State officials said DCR will open some seasonal state parks early and expand access at other parks to provide other open space opportunities for people to enjoy as an alternative.

Starting Friday, there will be early openings at Ashland State Park, Willard Brook State Forest in West Townsend, Dunn State Park in Gardner, Pittsfield State Forest, and Rutland State Park. There will also be expanded access to Hopkinton State Park, Cochituate State Park in Natick, Robinson State Park in Agawam, and Wompatuck State Park in Hingham.

DCR officials are also urging people to check the Massachusetts State Parks COVID-19 Updates webpage before visiting any state park property.

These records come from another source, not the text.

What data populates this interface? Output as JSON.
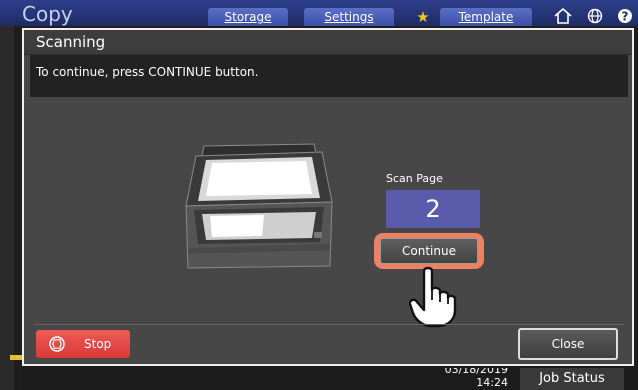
{
  "app": {
    "title": "Copy",
    "tabs": [
      {
        "label": "Storage"
      },
      {
        "label": "Settings"
      },
      {
        "label": "Template"
      }
    ],
    "icons": [
      "star-icon",
      "home-icon",
      "globe-icon",
      "help-icon"
    ]
  },
  "dialog": {
    "title": "Scanning",
    "message": "To continue, press CONTINUE button.",
    "scan_page_label": "Scan Page",
    "scan_page_value": "2",
    "continue_label": "Continue",
    "stop_label": "Stop",
    "close_label": "Close"
  },
  "status": {
    "date": "03/18/2019",
    "time": "14:24",
    "job_status_label": "Job Status"
  },
  "colors": {
    "accent_blue": "#3b4fa6",
    "page_box": "#5b5bab",
    "stop_red": "#e0413e",
    "highlight": "#ee8163"
  }
}
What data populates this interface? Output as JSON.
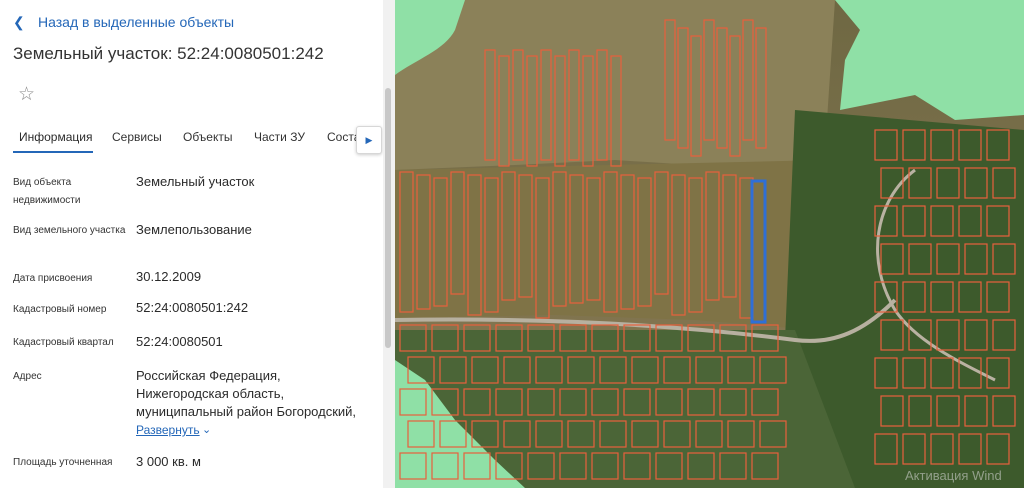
{
  "header": {
    "back_label": "Назад в выделенные объекты",
    "back_icon": "chevron-left-icon",
    "title": "Земельный участок: 52:24:0080501:242",
    "favorite_icon": "star-icon"
  },
  "tabs": [
    {
      "label": "Информация",
      "active": true
    },
    {
      "label": "Сервисы",
      "active": false
    },
    {
      "label": "Объекты",
      "active": false
    },
    {
      "label": "Части ЗУ",
      "active": false
    },
    {
      "label": "Соста",
      "active": false
    }
  ],
  "tabs_next_icon": "chevron-right-icon",
  "details": {
    "object_type": {
      "label": "Вид объекта недвижимости",
      "value": "Земельный участок"
    },
    "land_type": {
      "label": "Вид земельного участка",
      "value": "Землепользование"
    },
    "date": {
      "label": "Дата присвоения",
      "value": "30.12.2009"
    },
    "cadastral_number": {
      "label": "Кадастровый номер",
      "value": "52:24:0080501:242"
    },
    "cadastral_quarter": {
      "label": "Кадастровый квартал",
      "value": "52:24:0080501"
    },
    "address": {
      "label": "Адрес",
      "lines": [
        "Российская Федерация,",
        "Нижегородская область,",
        "муниципальный район Богородский,"
      ],
      "expand_label": "Развернуть",
      "expand_icon": "chevron-down-icon"
    },
    "area": {
      "label": "Площадь уточненная",
      "value": "3 000 кв. м"
    }
  },
  "map": {
    "selected_parcel_color": "#2f6fd6",
    "parcel_outline_color": "#e8603c",
    "zone_fill_color": "#8fe0a6",
    "watermark": "Активация Wind"
  }
}
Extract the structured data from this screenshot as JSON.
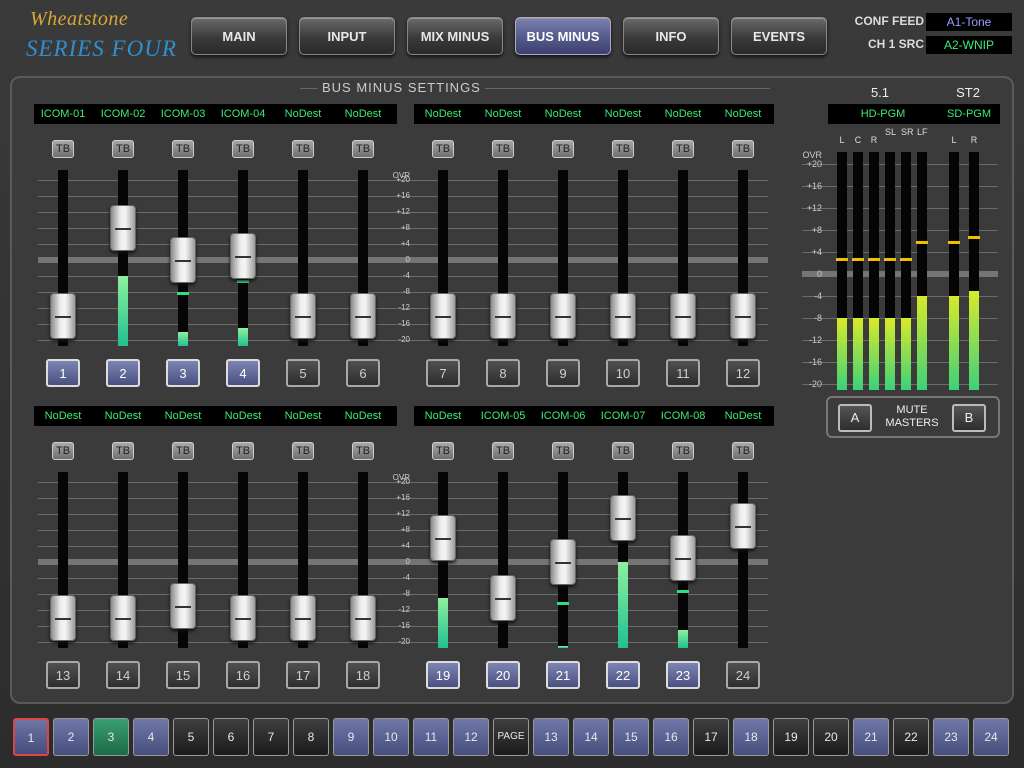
{
  "logo": {
    "brand": "Wheatstone",
    "series": "SERIES FOUR"
  },
  "nav": [
    {
      "label": "MAIN",
      "active": false
    },
    {
      "label": "INPUT",
      "active": false
    },
    {
      "label": "MIX MINUS",
      "active": false
    },
    {
      "label": "BUS MINUS",
      "active": true
    },
    {
      "label": "INFO",
      "active": false
    },
    {
      "label": "EVENTS",
      "active": false
    }
  ],
  "conf_feed": {
    "label": "CONF FEED",
    "value": "A1-Tone",
    "color": "#9c9cff"
  },
  "ch1_src": {
    "label": "CH 1 SRC",
    "value": "A2-WNIP",
    "color": "#3eea74"
  },
  "panel_title": "BUS MINUS SETTINGS",
  "tb_label": "TB",
  "scale_labels": [
    "OVR",
    "+20",
    "+16",
    "+12",
    "+8",
    "+4",
    "0",
    "-4",
    "-8",
    "-12",
    "-16",
    "-20"
  ],
  "channels_top": [
    {
      "num": "1",
      "dest": "ICOM-01",
      "fader": -14,
      "meter": null,
      "peak": null,
      "on": true
    },
    {
      "num": "2",
      "dest": "ICOM-02",
      "fader": 8,
      "meter": -4,
      "peak": 4,
      "on": true
    },
    {
      "num": "3",
      "dest": "ICOM-03",
      "fader": 0,
      "meter": -18,
      "peak": -8,
      "on": true
    },
    {
      "num": "4",
      "dest": "ICOM-04",
      "fader": 1,
      "meter": -17,
      "peak": -5,
      "on": true
    },
    {
      "num": "5",
      "dest": "NoDest",
      "fader": -14,
      "meter": null,
      "peak": null,
      "on": false
    },
    {
      "num": "6",
      "dest": "NoDest",
      "fader": -14,
      "meter": null,
      "peak": null,
      "on": false
    },
    {
      "num": "7",
      "dest": "NoDest",
      "fader": -14,
      "meter": null,
      "peak": null,
      "on": false
    },
    {
      "num": "8",
      "dest": "NoDest",
      "fader": -14,
      "meter": null,
      "peak": null,
      "on": false
    },
    {
      "num": "9",
      "dest": "NoDest",
      "fader": -14,
      "meter": null,
      "peak": null,
      "on": false
    },
    {
      "num": "10",
      "dest": "NoDest",
      "fader": -14,
      "meter": null,
      "peak": null,
      "on": false
    },
    {
      "num": "11",
      "dest": "NoDest",
      "fader": -14,
      "meter": null,
      "peak": null,
      "on": false
    },
    {
      "num": "12",
      "dest": "NoDest",
      "fader": -14,
      "meter": null,
      "peak": null,
      "on": false
    }
  ],
  "channels_bottom": [
    {
      "num": "13",
      "dest": "NoDest",
      "fader": -14,
      "meter": null,
      "peak": null,
      "on": false
    },
    {
      "num": "14",
      "dest": "NoDest",
      "fader": -14,
      "meter": null,
      "peak": null,
      "on": false
    },
    {
      "num": "15",
      "dest": "NoDest",
      "fader": -11,
      "meter": null,
      "peak": null,
      "on": false
    },
    {
      "num": "16",
      "dest": "NoDest",
      "fader": -14,
      "meter": null,
      "peak": null,
      "on": false
    },
    {
      "num": "17",
      "dest": "NoDest",
      "fader": -14,
      "meter": null,
      "peak": null,
      "on": false
    },
    {
      "num": "18",
      "dest": "NoDest",
      "fader": -14,
      "meter": null,
      "peak": null,
      "on": false
    },
    {
      "num": "19",
      "dest": "NoDest",
      "fader": 6,
      "meter": -9,
      "peak": 2,
      "on": true
    },
    {
      "num": "20",
      "dest": "ICOM-05",
      "fader": -9,
      "meter": null,
      "peak": null,
      "on": true
    },
    {
      "num": "21",
      "dest": "ICOM-06",
      "fader": 0,
      "meter": -21,
      "peak": -10,
      "on": true
    },
    {
      "num": "22",
      "dest": "ICOM-07",
      "fader": 11,
      "meter": 0,
      "peak": 10,
      "on": true
    },
    {
      "num": "23",
      "dest": "ICOM-08",
      "fader": 1,
      "meter": -17,
      "peak": -7,
      "on": true
    },
    {
      "num": "24",
      "dest": "NoDest",
      "fader": 9,
      "meter": null,
      "peak": null,
      "on": false
    }
  ],
  "masters": {
    "group1_title": "5.1",
    "group1_dest": "HD-PGM",
    "group2_title": "ST2",
    "group2_dest": "SD-PGM",
    "scale_labels": [
      "OVR",
      "+20",
      "+16",
      "+12",
      "+8",
      "+4",
      "0",
      "-4",
      "-8",
      "-12",
      "-16",
      "-20"
    ],
    "meters": [
      {
        "label": "L",
        "level": -8,
        "peak": 3
      },
      {
        "label": "C",
        "level": -8,
        "peak": 3
      },
      {
        "label": "R",
        "level": -8,
        "peak": 3
      },
      {
        "label": "SL",
        "level": -8,
        "peak": 3
      },
      {
        "label": "SR",
        "level": -8,
        "peak": 3
      },
      {
        "label": "LF",
        "level": -4,
        "peak": 6
      },
      {
        "label": "L",
        "level": -4,
        "peak": 6
      },
      {
        "label": "R",
        "level": -3,
        "peak": 7
      }
    ],
    "mute_a": "A",
    "mute_b": "B",
    "mute_label": "MUTE MASTERS"
  },
  "pages": [
    {
      "label": "1",
      "style": "sel"
    },
    {
      "label": "2",
      "style": "blue"
    },
    {
      "label": "3",
      "style": "green"
    },
    {
      "label": "4",
      "style": "blue"
    },
    {
      "label": "5",
      "style": "dark"
    },
    {
      "label": "6",
      "style": "dark"
    },
    {
      "label": "7",
      "style": "dark"
    },
    {
      "label": "8",
      "style": "dark"
    },
    {
      "label": "9",
      "style": "blue"
    },
    {
      "label": "10",
      "style": "blue"
    },
    {
      "label": "11",
      "style": "blue"
    },
    {
      "label": "12",
      "style": "blue"
    },
    {
      "label": "PAGE",
      "style": "page"
    },
    {
      "label": "13",
      "style": "blue"
    },
    {
      "label": "14",
      "style": "blue"
    },
    {
      "label": "15",
      "style": "blue"
    },
    {
      "label": "16",
      "style": "blue"
    },
    {
      "label": "17",
      "style": "dark"
    },
    {
      "label": "18",
      "style": "blue"
    },
    {
      "label": "19",
      "style": "dark"
    },
    {
      "label": "20",
      "style": "dark"
    },
    {
      "label": "21",
      "style": "blue"
    },
    {
      "label": "22",
      "style": "dark"
    },
    {
      "label": "23",
      "style": "blue"
    },
    {
      "label": "24",
      "style": "blue"
    }
  ],
  "colors": {
    "accent_green": "#3eea74",
    "peak_yellow": "#f0c000",
    "peak_green": "#30e080"
  }
}
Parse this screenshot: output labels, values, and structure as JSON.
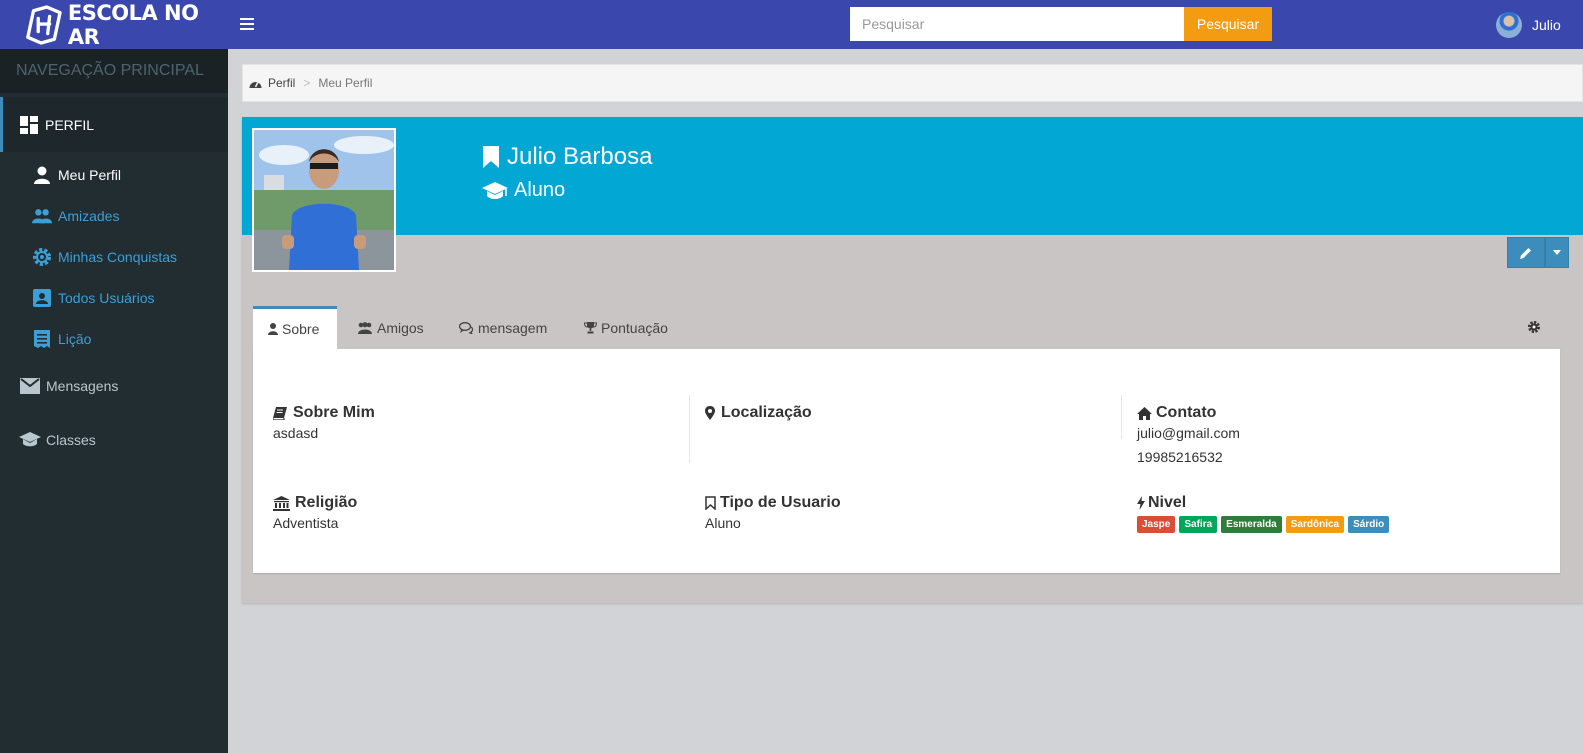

“State parks and associated parking areas remain open at this time; however, the public is asked to visit state parks and other open space properties that are located near their homes to ensure social distancing to limit the spread of COVID-19,” officials said in a press release. “Additionally, DCR’s agency-owned ice rinks, visitor centers, campgrounds, playgrounds, fitness areas, athletic fields, athletic courts, golf courses, and bathroom facilities will remain closed until Monday, May 4, 2020. DCR will also be limiting the amount of parking spaces available at certain high-visitation state parks.”

DCR officials have been advising the public to practice social distancing by staying at least six feet away from other people and to avoid gatherings of 10 or more. State officials said if a park is crowded, visitors should consider going somewhere else or coming back at a different time. People should only participate in non-contact recreational activities and they should stay home if they are sick, over 70 years old, or part of a vulnerable population.

Domenico Sestito, chairman of the Hull Board of Selectmen, praised the move by the governor to close state beach parking lots. Nantasket Beach is known to attract large numbers of people, and on a warm day it’s a place where “you can easily have 10 people walking by each other,” he said. “We’re concerned. This is very scary stuff.”

Officials in other communities across the state have been trying to figure out ways to stop people from congregating in outdoor spaces. On Thursday officials in Duxbury announced that Duxbury Beach, all beach parking areas, and access to the Powder Point Bridge would be closed to the public effective immediately until further notice.

Duxbury officials acknowledged in a press release that the closure of the beach will put pressure on other outdoor recreational areas, and advised the public to “think twice before getting [in] their car and driving somewhere to recreate.”

“During the weeks ahead, the town of Duxbury urges people to consider recreating closer to home and we encourage limiting your time outdoors to local outings,” officials said in the statement.

In Marblehead, the beaches are open but the beach parking lots are closed, and the town plans to increase its use of educational signage “at all parks, playgrounds, beaches, and other areas where people congregate to stress the importance of social distancing,” according to Marblehead Town Administrator Jason Silva.

“The Town has been working to use all communication outlets available to stress the importance of social distancing and staying at home if possible,” he said in an e-mail. “We have closed playgrounds, basketball courts, tennis courts, our dog park and the parking lots at Devereux Beach, Riverhead and Chandler Hovey park all in an effort to reduce large gatherings. We have also strategically placed digital sign boards promoting social distancing and staying home around Town.”